Whether you’re starting out on your own for the first time or a veteran of making ends meet somehow through your college years, a little advice never hurt anyone, and since it’s not true what cynical people say about advice being free and people getting what they pay for, I have finally found a way to use my Masters Degree in Finance from the University of Phoenix online* to provide for you, dear reader, some advice on how to get through these formative financial years without locking yourself in a tomb of financial despair and anxiety.

“FIXED INCOME” (OR PHAT WAD OF CASH)

Add up all the money you have coming in. This is money your parents give you or money the school gives you when you eventually get your refund eventually from them one day at the end of the semester. Nevermind; don’t add that money in, because they may change their mind and not give it to you until a few semesters from now. We could call this set of numbers your “fixed income,” or we could just call it your phat wad of cash. It’s totally up to you.

2. “FIXED + VARIABLE EXPENSES”

 

Then add up all the stuff you have to pay to live, your “fixed expenses.” This is things like rent, insurance payments, phone bills—stuff that doesn’t change much from month to month. What about expenses that change, like your grocery bill and that nasty meth habit you picked up at that rave downstate? Those are “variable expenses,” and you should use your best guess at what that would be. Since you don’t have a meal plan at the school, you’ll have to figure out whether you’re going to eat at home or at Cosi or both, add up the expenses of groceries and what you’ll allow yourself for lunch or dinner every day. Ask your mom what she thinks is reasonable. Then add five dollars for a beer. Bingo. There you go.

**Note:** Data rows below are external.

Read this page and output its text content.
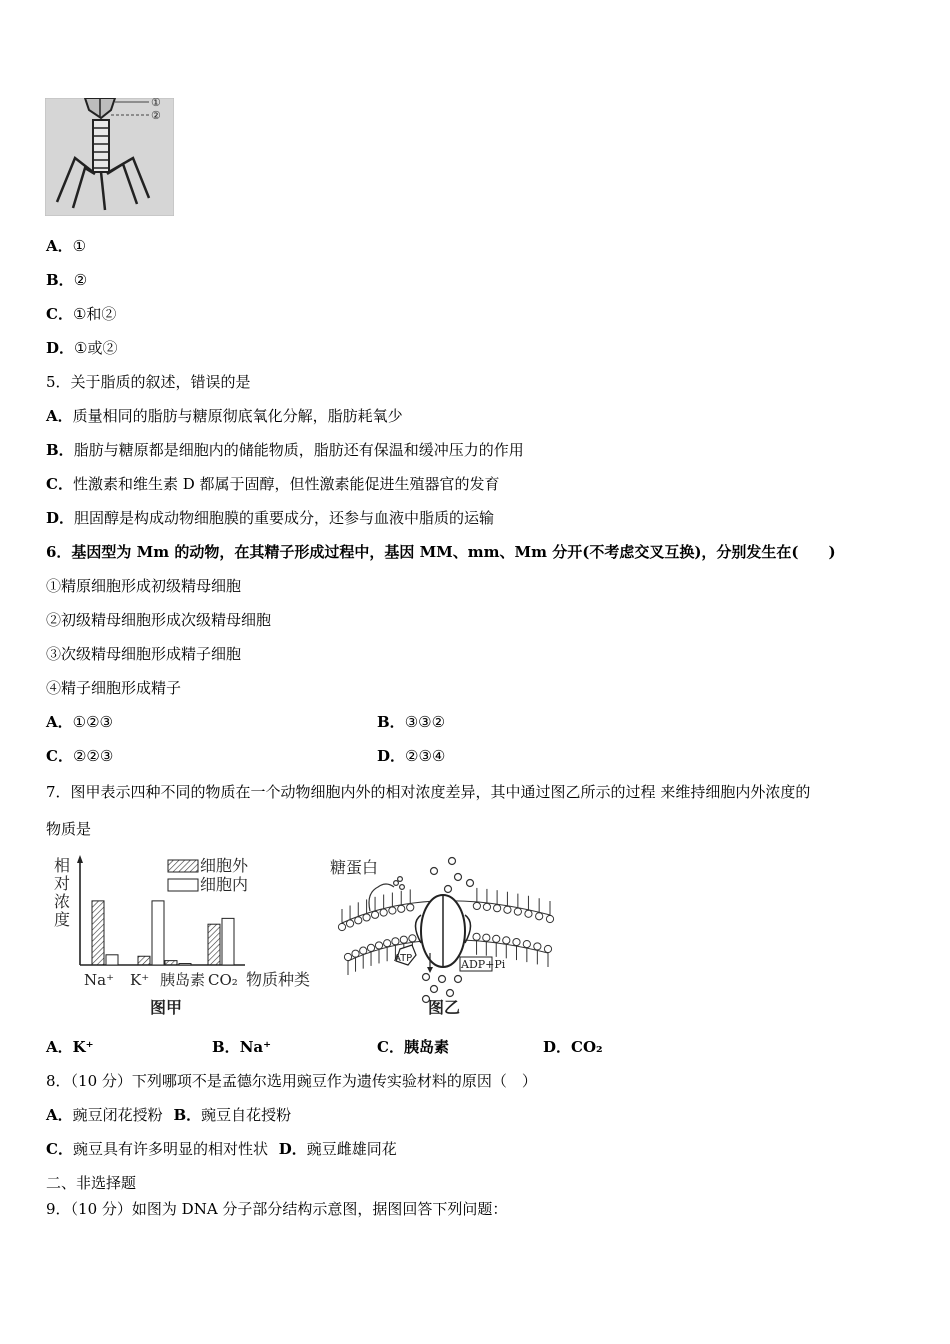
①
②
A．①
B．②
C．①和②
D．①或②
5．关于脂质的叙述，错误的是
A．质量相同的脂肪与糖原彻底氧化分解，脂肪耗氧少
B．脂肪与糖原都是细胞内的储能物质，脂肪还有保温和缓冲压力的作用
C．性激素和维生素 D 都属于固醇，但性激素能促进生殖器官的发育
D．胆固醇是构成动物细胞膜的重要成分，还参与血液中脂质的运输
6．基因型为 Mm 的动物，在其精子形成过程中，基因 MM、mm、Mm 分开(不考虑交叉互换)，分别发生在(　　)
①精原细胞形成初级精母细胞
②初级精母细胞形成次级精母细胞
③次级精母细胞形成精子细胞
④精子细胞形成精子
A．①②③	B．③③②
C．②②③	D．②③④
7．图甲表示四种不同的物质在一个动物细胞内外的相对浓度差异，其中通过图乙所示的过程 来维持细胞内外浓度的
物质是
相对浓度
细胞外
细胞内
Na⁺ K⁺ 胰岛素 CO₂ 物质种类
图甲
糖蛋白
ATP	ADP+Pi
图乙
A．K⁺	B．Na⁺	C．胰岛素	D．CO₂
8．（10 分）下列哪项不是孟德尔选用豌豆作为遗传实验材料的原因（　）
A．豌豆闭花授粉 B．豌豆自花授粉
C．豌豆具有许多明显的相对性状 D．豌豆雌雄同花
二、非选择题
9．（10 分）如图为 DNA 分子部分结构示意图，据图回答下列问题：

3.“FIXED INCOME” – FIXED + VARIABLE EXPENSES

After you’re done covering the basics (food, rent, art supplies, books, tampons), subtract that from your fixed income number and wowee zowee, what you’re left with is your FUN money. That’s the money you get to spend on shopping, drugs, off-track betting, and dancing with your friends on the weekend.

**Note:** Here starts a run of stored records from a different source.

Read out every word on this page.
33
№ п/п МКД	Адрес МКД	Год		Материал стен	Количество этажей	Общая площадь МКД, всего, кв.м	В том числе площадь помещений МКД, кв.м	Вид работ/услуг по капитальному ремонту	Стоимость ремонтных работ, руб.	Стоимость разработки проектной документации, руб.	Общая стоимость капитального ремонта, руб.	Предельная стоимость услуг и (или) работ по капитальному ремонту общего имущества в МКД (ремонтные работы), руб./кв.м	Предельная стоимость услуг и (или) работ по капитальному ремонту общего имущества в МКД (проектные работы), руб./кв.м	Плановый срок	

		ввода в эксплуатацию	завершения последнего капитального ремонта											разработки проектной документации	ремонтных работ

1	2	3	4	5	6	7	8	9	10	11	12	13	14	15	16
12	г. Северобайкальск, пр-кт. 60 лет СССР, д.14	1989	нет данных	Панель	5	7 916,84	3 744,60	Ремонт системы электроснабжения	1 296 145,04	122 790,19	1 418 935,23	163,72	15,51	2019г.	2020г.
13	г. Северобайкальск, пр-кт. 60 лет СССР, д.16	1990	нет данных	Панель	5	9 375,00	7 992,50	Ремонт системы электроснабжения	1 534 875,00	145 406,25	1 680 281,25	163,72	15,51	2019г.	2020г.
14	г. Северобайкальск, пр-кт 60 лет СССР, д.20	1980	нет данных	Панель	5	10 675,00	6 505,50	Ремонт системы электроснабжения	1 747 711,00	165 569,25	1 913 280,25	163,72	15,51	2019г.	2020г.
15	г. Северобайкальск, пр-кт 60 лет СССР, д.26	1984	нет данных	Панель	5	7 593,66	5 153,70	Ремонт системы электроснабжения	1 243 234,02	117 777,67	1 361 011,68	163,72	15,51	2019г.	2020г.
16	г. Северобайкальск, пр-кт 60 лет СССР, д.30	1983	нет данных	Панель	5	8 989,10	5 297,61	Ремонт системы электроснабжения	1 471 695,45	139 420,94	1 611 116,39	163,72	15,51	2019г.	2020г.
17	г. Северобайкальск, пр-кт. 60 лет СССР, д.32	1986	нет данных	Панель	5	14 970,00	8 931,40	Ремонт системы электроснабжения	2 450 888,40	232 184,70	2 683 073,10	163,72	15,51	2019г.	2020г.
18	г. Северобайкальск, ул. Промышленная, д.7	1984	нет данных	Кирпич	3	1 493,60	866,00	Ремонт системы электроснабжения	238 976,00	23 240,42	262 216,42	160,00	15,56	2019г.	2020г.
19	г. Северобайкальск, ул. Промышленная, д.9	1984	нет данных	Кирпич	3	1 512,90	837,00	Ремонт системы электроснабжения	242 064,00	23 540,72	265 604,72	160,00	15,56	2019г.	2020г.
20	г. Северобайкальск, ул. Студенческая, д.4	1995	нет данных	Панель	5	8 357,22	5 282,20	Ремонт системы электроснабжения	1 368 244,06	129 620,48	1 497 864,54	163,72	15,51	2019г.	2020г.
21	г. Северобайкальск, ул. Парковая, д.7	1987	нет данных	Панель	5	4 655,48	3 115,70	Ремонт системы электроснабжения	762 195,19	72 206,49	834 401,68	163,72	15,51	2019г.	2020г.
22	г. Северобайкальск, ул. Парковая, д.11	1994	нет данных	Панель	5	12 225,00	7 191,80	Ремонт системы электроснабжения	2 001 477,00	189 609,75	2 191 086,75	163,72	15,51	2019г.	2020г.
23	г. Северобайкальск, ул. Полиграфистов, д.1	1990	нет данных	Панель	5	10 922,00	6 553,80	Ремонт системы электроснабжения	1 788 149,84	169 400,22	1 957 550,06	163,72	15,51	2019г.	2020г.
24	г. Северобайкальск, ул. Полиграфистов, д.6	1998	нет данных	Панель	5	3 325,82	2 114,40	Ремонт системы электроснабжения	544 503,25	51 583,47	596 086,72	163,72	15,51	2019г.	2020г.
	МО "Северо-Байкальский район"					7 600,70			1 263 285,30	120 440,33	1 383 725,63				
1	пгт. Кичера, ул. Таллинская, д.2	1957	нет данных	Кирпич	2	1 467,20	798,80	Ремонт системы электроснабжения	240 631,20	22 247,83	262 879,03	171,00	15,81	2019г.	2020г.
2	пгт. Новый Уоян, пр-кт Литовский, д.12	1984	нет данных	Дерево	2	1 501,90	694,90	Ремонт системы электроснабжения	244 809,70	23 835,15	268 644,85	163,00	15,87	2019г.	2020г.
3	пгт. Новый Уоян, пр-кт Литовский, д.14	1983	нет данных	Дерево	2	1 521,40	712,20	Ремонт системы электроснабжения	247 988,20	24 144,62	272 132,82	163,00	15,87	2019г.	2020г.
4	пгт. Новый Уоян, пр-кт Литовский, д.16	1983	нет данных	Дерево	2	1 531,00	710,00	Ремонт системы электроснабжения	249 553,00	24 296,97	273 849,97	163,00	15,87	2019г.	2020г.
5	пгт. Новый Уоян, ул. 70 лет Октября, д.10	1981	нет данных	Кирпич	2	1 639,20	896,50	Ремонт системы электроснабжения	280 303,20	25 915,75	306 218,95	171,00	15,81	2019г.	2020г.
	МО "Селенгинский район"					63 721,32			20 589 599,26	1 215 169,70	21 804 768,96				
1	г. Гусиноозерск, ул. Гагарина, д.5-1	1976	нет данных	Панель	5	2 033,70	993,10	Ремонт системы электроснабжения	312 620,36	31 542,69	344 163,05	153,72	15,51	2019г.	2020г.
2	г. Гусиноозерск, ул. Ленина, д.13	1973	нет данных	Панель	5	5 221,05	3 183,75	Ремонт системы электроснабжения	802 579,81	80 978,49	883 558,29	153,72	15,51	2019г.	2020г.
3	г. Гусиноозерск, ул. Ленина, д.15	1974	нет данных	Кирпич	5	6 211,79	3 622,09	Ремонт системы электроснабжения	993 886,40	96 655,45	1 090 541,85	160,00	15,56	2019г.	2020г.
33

4. “LITTLE NEST EGG” or SAVINGS

Any good financial planner will tell you that you should be saving ten percent of your income all the time so that you can have a little nest egg of cash in case you get hit by an SUV and get your teeth knocked out and then have to come up with 3500 dollars so you don’t look like a freak all the time and get new teeth. I’m going to tell you not to do that, because you’re in college, and I’m truly a financial wizard. Unless your parents are loaded, in which case you should pad all your expenses a little and stash cash away ten percent in case one day you make some art that pisses your parents off, and then they’re all “We thought you were going to paint pictures of mountains” and you’re all, “Well, this is conceptual, see, and I had to cast my weiner and that girl’s labia to say what I need to say,” and then your grandpa’s all to your parents all “Cut him off. My friends think he’s a pornographer! I can’t show his work to anybody!” And then you’ll snicker because you’ve been stashing away all that cash grandpa made selling cigarettes to teens in the 80’s, but then later he’ll be surprised by your industriousness when he sees how well you’ve done for yourself, casting your girlfriends’ parts and selling them in Germany. But if you’re poor, don’t stress about saving and saving. Because you need to pay dem bills.

ALSO SEE

The School of the Art Institute of Chicago: financial aid…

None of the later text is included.